Expert panel to review use of MTBE and other oxygenates in gasoline

A blue-ribbon panel of leading experts from the public health and scientific communities, automotive fuels industry, water utilities, and local and State government is to be created to review the issues posed by the use of MTBE and other oxygenates in gasoline.

While the EPA says MTBE and other oxygenates have provided the nation with important clean air benefits, it is creating this panel to gain a better understanding of the public health concerns raised by the discovery of MTBE in some water supplies.

The panel will be chaired by Dr. Daniel Greenbaum, President of the Health Effects Institute (HEI), Cambridge, Mass. Under the direction of Dr. Greenbaum, HEI recently published major reviews on “The Health Effects of Diesel Exhaust” and, “The Health Effects of Oxygenates Added to Gasoline.”

Under the auspices of the Clean Air Act Advisory Committee, the panel will:

– examine the role of oxygenates in meeting the nation’s goal of clean air,

– evaluate each product’s efficiency in providing clean air benefits and the existence of alternatives,

– assess the behaviour of oxygenates in the environment,

– review any known health effects, and

– compare the cost of production and use, and each product’s availability – both at present and in the future.

The panel will also study the causes of groundwater and drinking water contamination from motor vehicle fuels, and explore prevention and cleanup technologies for water and soil.
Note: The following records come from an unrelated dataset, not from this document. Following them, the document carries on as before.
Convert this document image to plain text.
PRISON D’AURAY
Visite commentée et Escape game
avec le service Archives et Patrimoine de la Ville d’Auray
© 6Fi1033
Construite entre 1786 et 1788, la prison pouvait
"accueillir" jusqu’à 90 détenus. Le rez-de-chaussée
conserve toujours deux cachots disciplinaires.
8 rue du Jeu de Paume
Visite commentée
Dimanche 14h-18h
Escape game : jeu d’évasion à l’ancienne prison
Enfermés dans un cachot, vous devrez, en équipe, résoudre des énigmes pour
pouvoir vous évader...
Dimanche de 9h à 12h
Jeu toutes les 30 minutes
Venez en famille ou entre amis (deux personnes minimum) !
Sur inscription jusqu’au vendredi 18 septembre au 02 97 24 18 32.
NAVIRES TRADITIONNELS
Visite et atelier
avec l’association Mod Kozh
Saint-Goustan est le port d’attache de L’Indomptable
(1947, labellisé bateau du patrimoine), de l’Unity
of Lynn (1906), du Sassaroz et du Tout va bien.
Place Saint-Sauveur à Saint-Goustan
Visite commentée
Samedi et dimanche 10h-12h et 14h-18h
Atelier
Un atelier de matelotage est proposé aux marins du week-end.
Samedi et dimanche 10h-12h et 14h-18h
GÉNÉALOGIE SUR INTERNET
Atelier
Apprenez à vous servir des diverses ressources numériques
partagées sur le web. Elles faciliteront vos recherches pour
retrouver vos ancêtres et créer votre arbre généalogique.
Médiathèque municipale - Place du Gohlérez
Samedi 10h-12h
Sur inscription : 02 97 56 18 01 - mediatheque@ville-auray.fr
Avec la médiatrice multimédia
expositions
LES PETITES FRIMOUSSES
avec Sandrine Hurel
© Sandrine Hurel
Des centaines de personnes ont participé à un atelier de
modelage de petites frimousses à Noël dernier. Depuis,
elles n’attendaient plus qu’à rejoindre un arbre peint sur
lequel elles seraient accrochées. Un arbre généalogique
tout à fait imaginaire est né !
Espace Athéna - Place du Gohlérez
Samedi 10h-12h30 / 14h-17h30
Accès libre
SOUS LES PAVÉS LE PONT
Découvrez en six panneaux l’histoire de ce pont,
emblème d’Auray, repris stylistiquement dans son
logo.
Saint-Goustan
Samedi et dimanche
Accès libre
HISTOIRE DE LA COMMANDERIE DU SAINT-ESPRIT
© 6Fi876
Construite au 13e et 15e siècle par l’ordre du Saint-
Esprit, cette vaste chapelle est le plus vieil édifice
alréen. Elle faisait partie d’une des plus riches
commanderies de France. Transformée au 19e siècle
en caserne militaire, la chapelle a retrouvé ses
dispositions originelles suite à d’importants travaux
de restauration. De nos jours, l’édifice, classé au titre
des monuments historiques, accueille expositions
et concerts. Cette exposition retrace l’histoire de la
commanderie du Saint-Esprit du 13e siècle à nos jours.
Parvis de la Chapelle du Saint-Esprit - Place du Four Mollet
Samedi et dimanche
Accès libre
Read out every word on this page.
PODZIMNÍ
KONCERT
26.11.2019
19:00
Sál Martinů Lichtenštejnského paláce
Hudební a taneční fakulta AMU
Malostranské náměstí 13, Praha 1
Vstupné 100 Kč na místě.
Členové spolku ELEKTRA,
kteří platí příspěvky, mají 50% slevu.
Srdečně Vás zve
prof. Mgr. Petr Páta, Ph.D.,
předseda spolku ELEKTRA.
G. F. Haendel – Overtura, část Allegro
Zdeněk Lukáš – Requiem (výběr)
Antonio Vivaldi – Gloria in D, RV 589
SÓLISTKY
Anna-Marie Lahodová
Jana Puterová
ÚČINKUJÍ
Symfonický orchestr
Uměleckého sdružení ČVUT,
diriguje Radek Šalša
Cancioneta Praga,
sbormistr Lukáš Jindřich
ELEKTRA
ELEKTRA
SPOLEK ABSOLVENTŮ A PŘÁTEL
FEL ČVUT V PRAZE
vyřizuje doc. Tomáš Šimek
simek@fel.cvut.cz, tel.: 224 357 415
Within six months, it will report to EPA its findings, including specific recommendations on how to ensure public health protection and continued improvement in both air and water quality.

The Clean Air Act of 1990 requires the use of emissions-reducing oxygenated fuels in areas failing to meet national health standards. The Act does not specify which oxygenates are to be used in making cleaner-burning gasoline, leaving that decision to the manufacturer. MTBE, or methyl tertiary butyl ether, and ethanol frequently are selected by refiners for producing cleaner-burning gasolines.